Una cabina telefónica, publicidad, papeles
en el suelo. Una moneda.
6...
8.... 3... 8... 1... 1. Cariño... Me quedo aquí con Celia para ir al cine...
¿Sí? Bueno, ya nos las comemos por la noche. Seguro que te han salido tan
buenas como siempre... Yo también. Hasta luego.
La
calle Alfonso XII las ve pasar felices, ajenas a cualquier pensamiento
negativo. Van bromeando. Ana imita a Bigote Arrocet, un humorista que sale
mucho ahora por la tele y les recuerda a Cantinflas:
—Acabo
de llegar, como aquel que dice, y ya me he comprometido para ir al cine con una
mujercita muy linda que vive acá al lado, dos cuadras no más. ¡Ay mi
chiquirritita! Es muy guapa, como un sol como si dijéramos, igualita que un
sol. Alumbra más que un tubo “florescente”, esos que están rellenos de flores.
¡Ay mi chiquirrititaaa!
Por la
misma acera que ellas pero en sentido contrario, viene un hombre ya viejo que
llama la atención de la niña. Va un poco encorvado hacia adelante, lleva un
canasto de mimbre apoyado en el antebrazo izquierdo y la mano derecha en la
frente. Anda muy rápido pero mira a todo el mundo con quien se cruza, ya vaya
andando o en algún vehículo. Cuando llega a la altura de Celia se detiene un
momento: "Toma, toma, toma, bonita, bonita" —le dice muy rápido
mientras le entrega una de las bolsitas de garrapiñadas que lleva en el canasto;
luego sigue su camino tan rápido como venía.
—¿Quién
es ese hombre, mamá?
—Es
Vicente.
—¿Y no
cobra nada por lo que lleva en el canasto?
Ya
están sentadas en un banco en la Plaza del Museo, a la sombra de los plátanos
gigantescos, comiéndose los bocadillos que compraron y las garrapiñadas de
Vicente.
Es
noche cerrada. La película acaba de terminar y las puertas del cine se abren a
la realidad cotidiana. Ana y Celia salen muy contentas.
—¡Qué
película más bonita, mamá! ¡Qué romántica!
—Sí; a
mí también me ha gustado mucho. Bueno; vamos a buscar el coche y nos vamos a
casa, que Javier nos espera para cenar.
Callejean
por el centro hasta encontrar el coche.

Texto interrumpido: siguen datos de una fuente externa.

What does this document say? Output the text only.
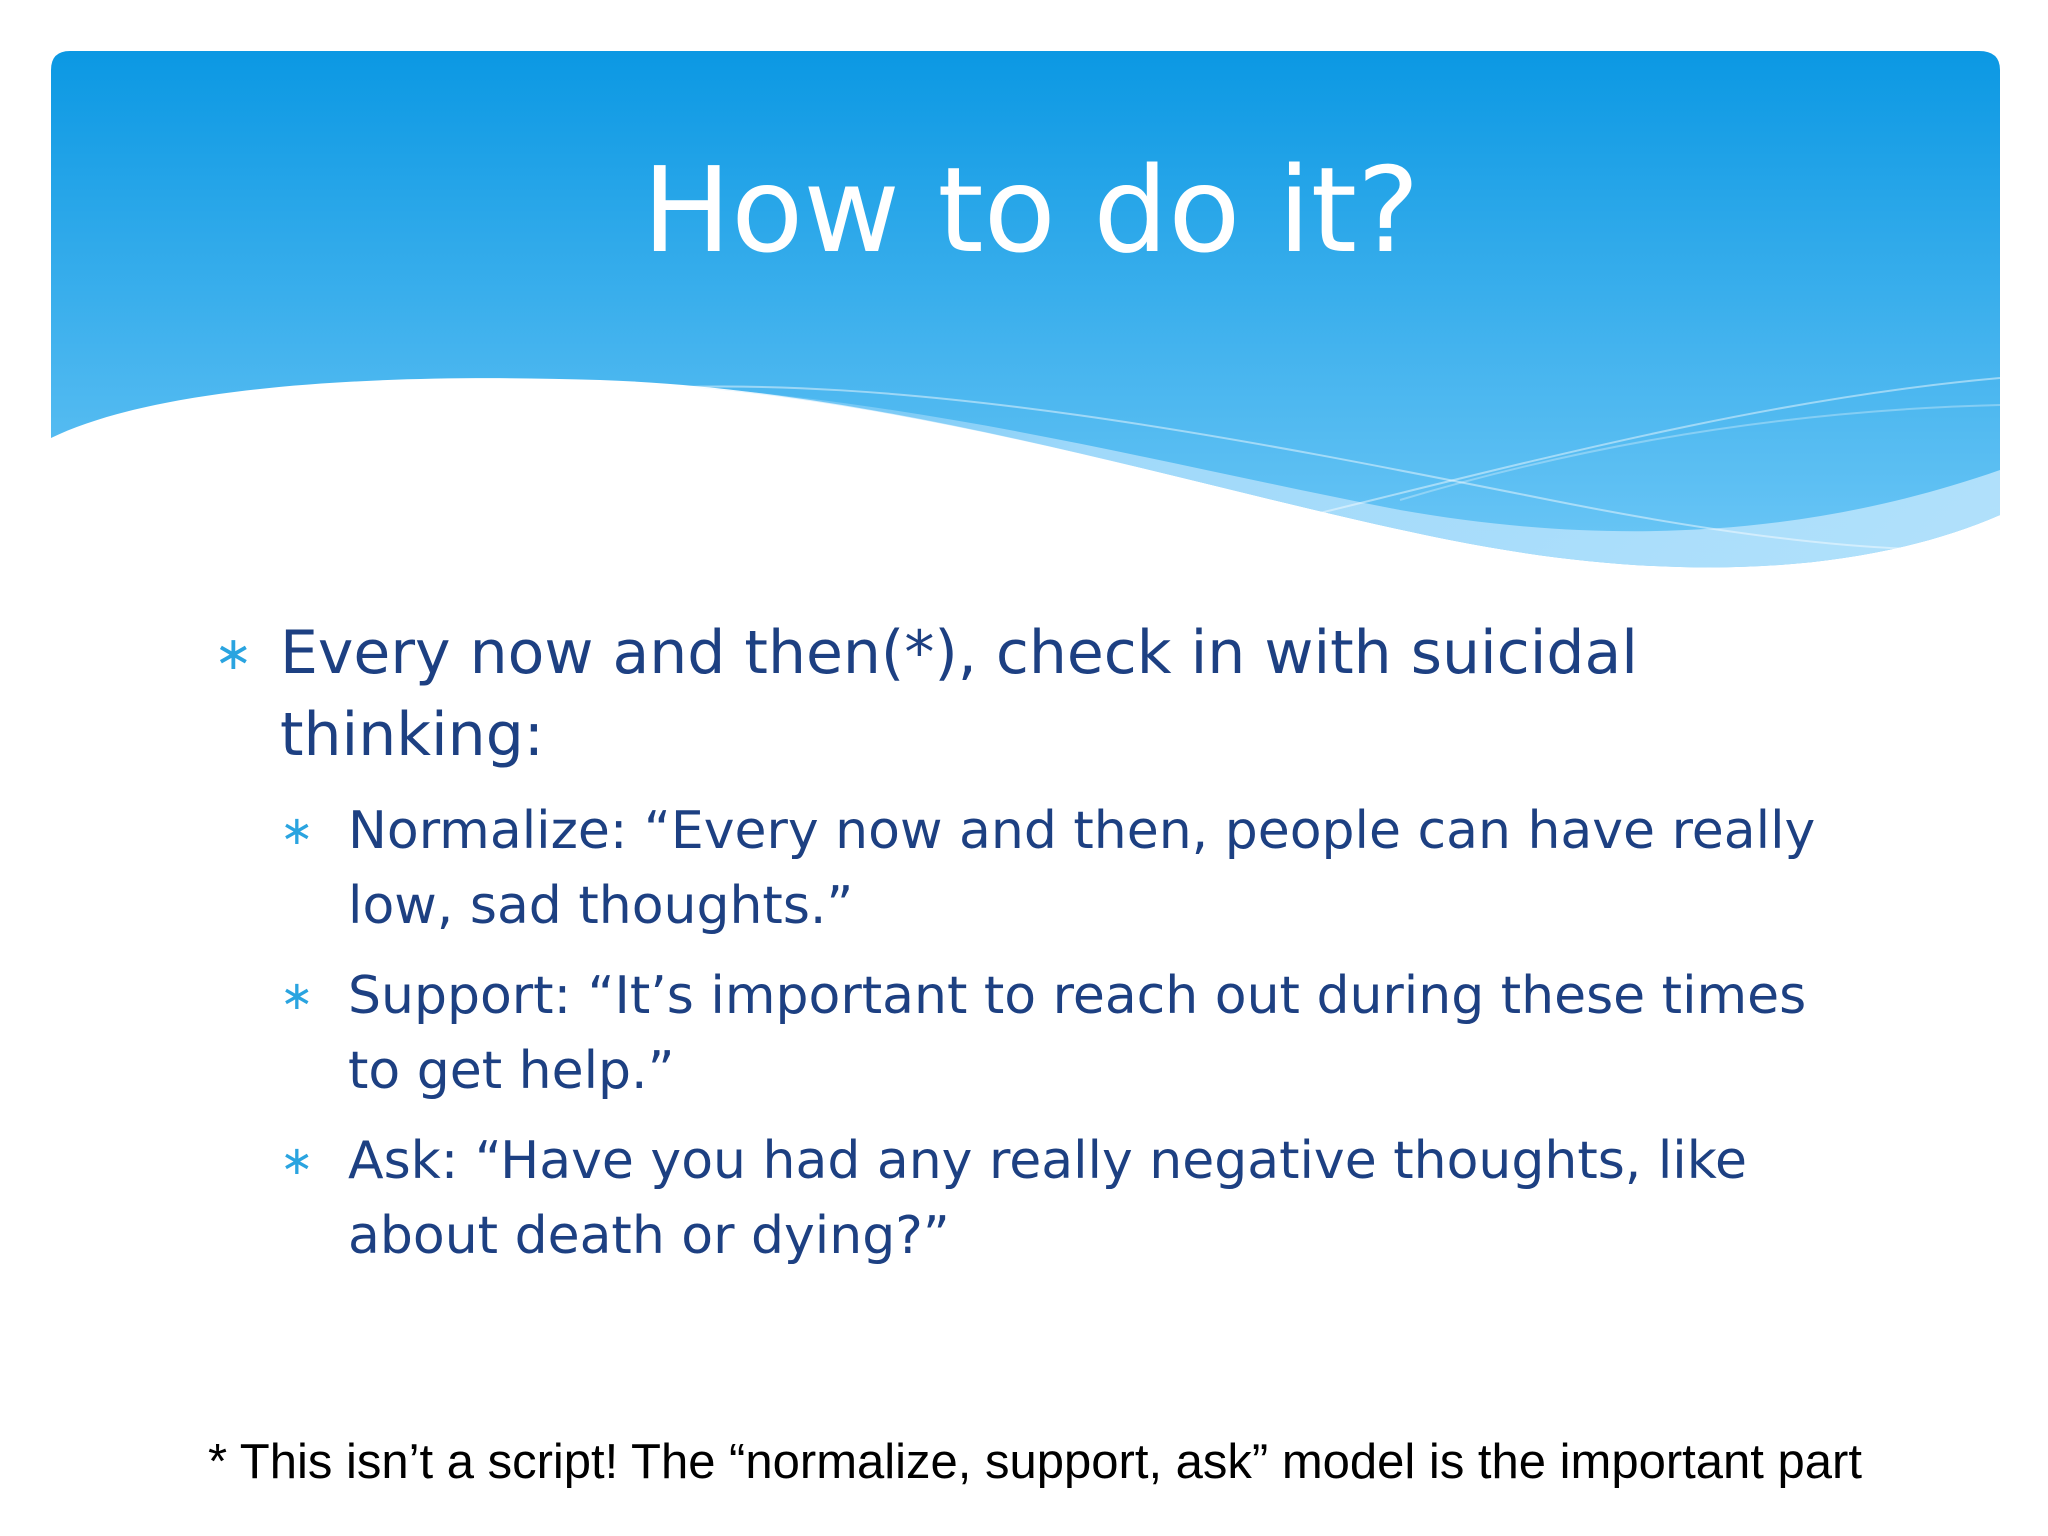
How to do it?
∗ Every now and then(*), check in with suicidal thinking:
∗ Normalize: “Every now and then, people can have really low, sad thoughts.”
∗ Support: “It’s important to reach out during these times to get help.”
∗ Ask: “Have you had any really negative thoughts, like about death or dying?”
* This isn’t a script! The “normalize, support, ask” model is the important part
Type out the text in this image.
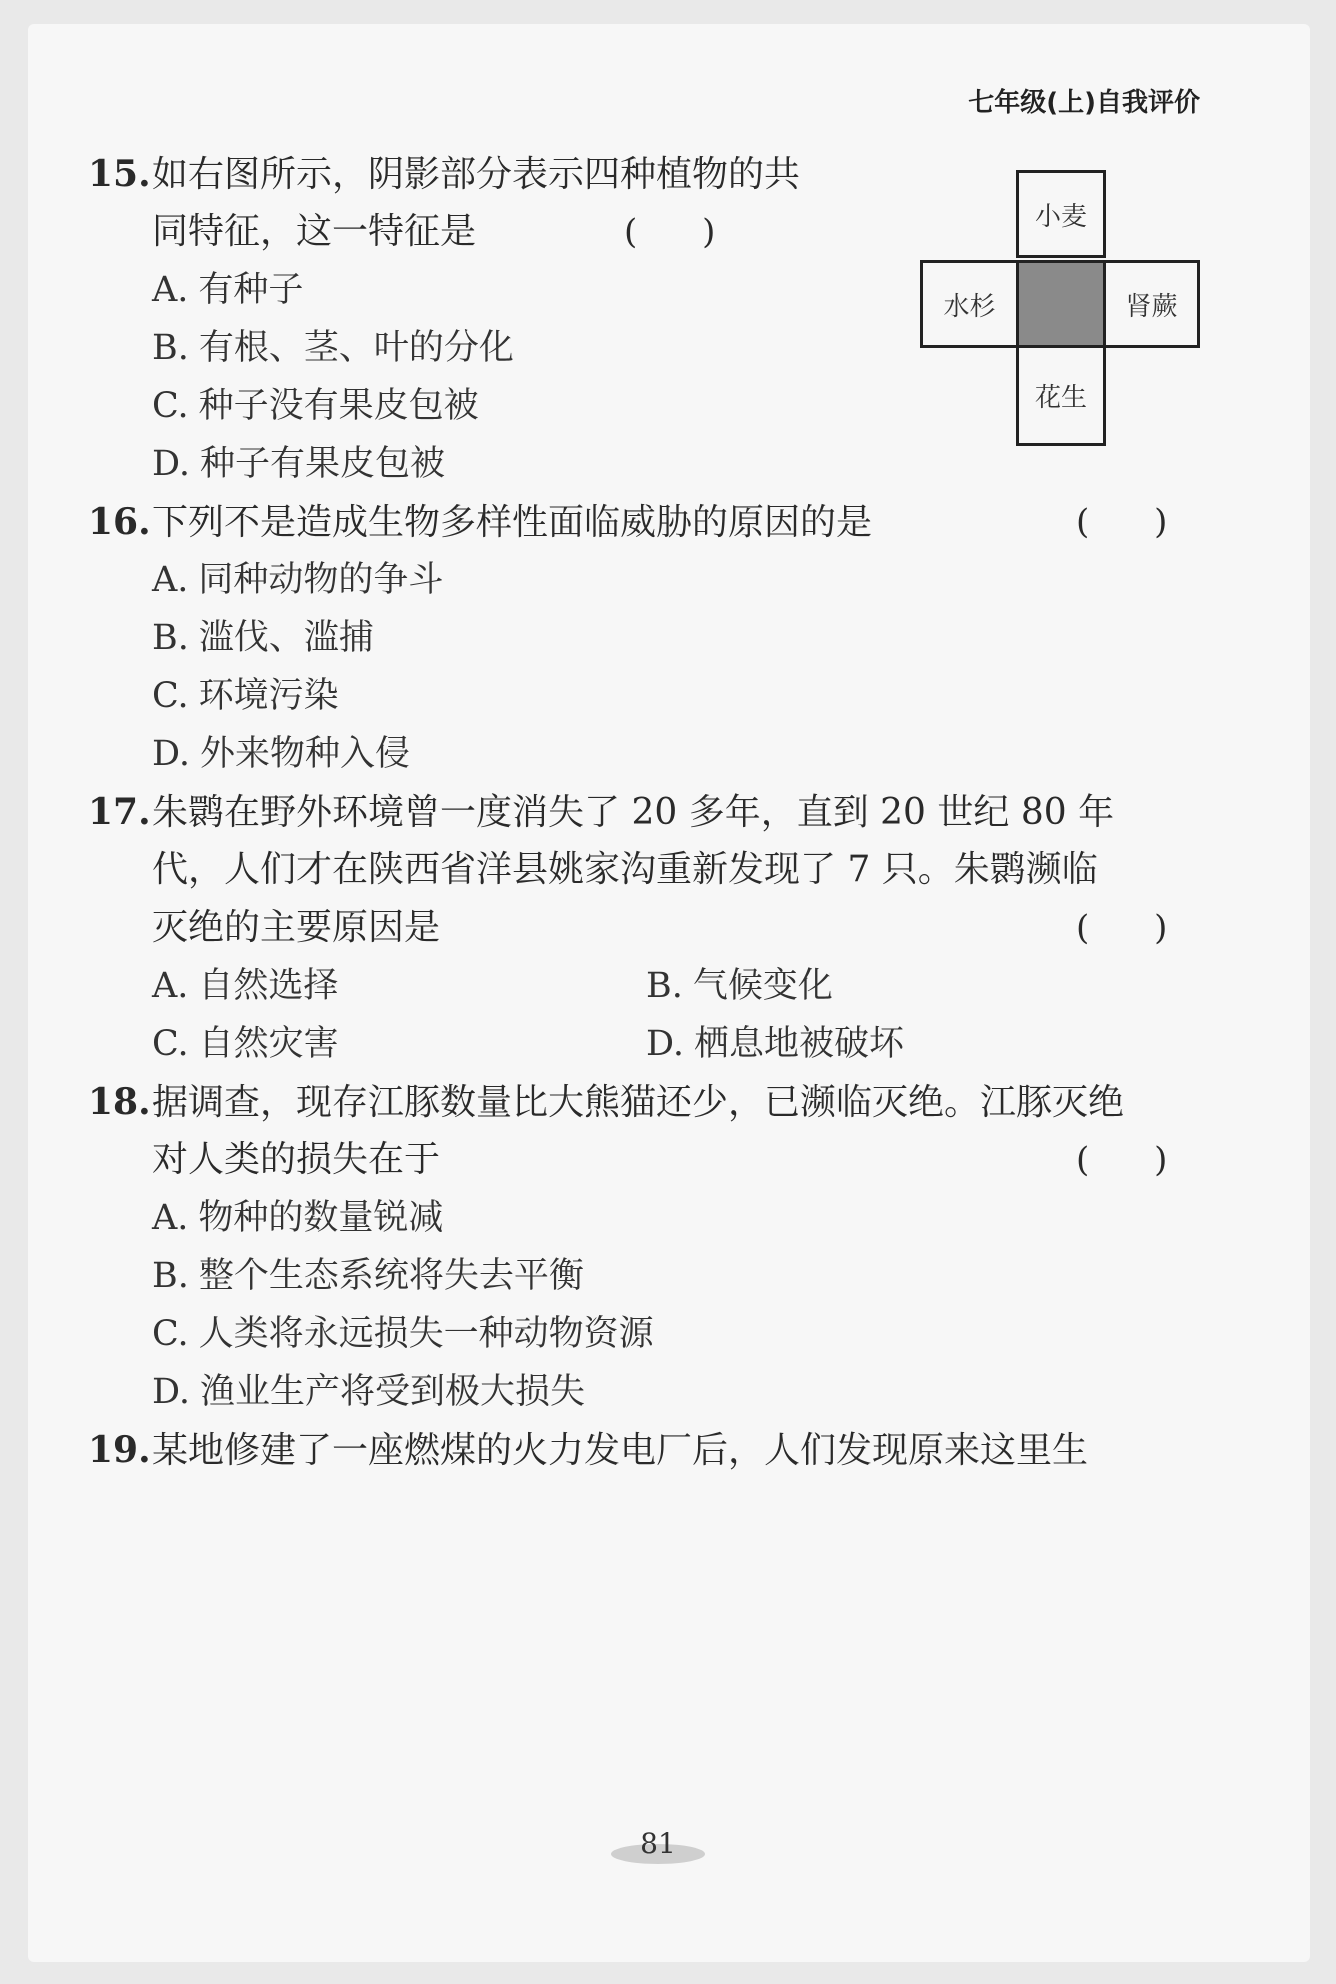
七年级(上)自我评价
15.如右图所示，阴影部分表示四种植物的共
同特征，这一特征是	(      )
A. 有种子
B. 有根、茎、叶的分化
C. 种子没有果皮包被
D. 种子有果皮包被
小麦
水杉	肾蕨
花生
16.下列不是造成生物多样性面临威胁的原因的是	(      )
A. 同种动物的争斗
B. 滥伐、滥捕
C. 环境污染
D. 外来物种入侵
17.朱鹮在野外环境曾一度消失了 20 多年，直到 20 世纪 80 年
代，人们才在陕西省洋县姚家沟重新发现了 7 只。朱鹮濒临
灭绝的主要原因是	(      )
A. 自然选择	B. 气候变化
C. 自然灾害	D. 栖息地被破坏
18.据调查，现存江豚数量比大熊猫还少，已濒临灭绝。江豚灭绝
对人类的损失在于	(      )
A. 物种的数量锐减
B. 整个生态系统将失去平衡
C. 人类将永远损失一种动物资源
D. 渔业生产将受到极大损失
19.某地修建了一座燃煤的火力发电厂后，人们发现原来这里生
81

Arrancan y salen a buena velocidad: Ana
está deseando encontrarse con su compañero. Como por arte de magia, cogen en
verde todos los semáforos. Van cantando, felices.
De
repente, a la altura de la Plaza de San Pedro, un muchachote que corre como un
caballo desbocado y grita como si lo persiguieran mil diablos, choca
frontalmente contra el vehículo. Acaba de sentar la cabeza.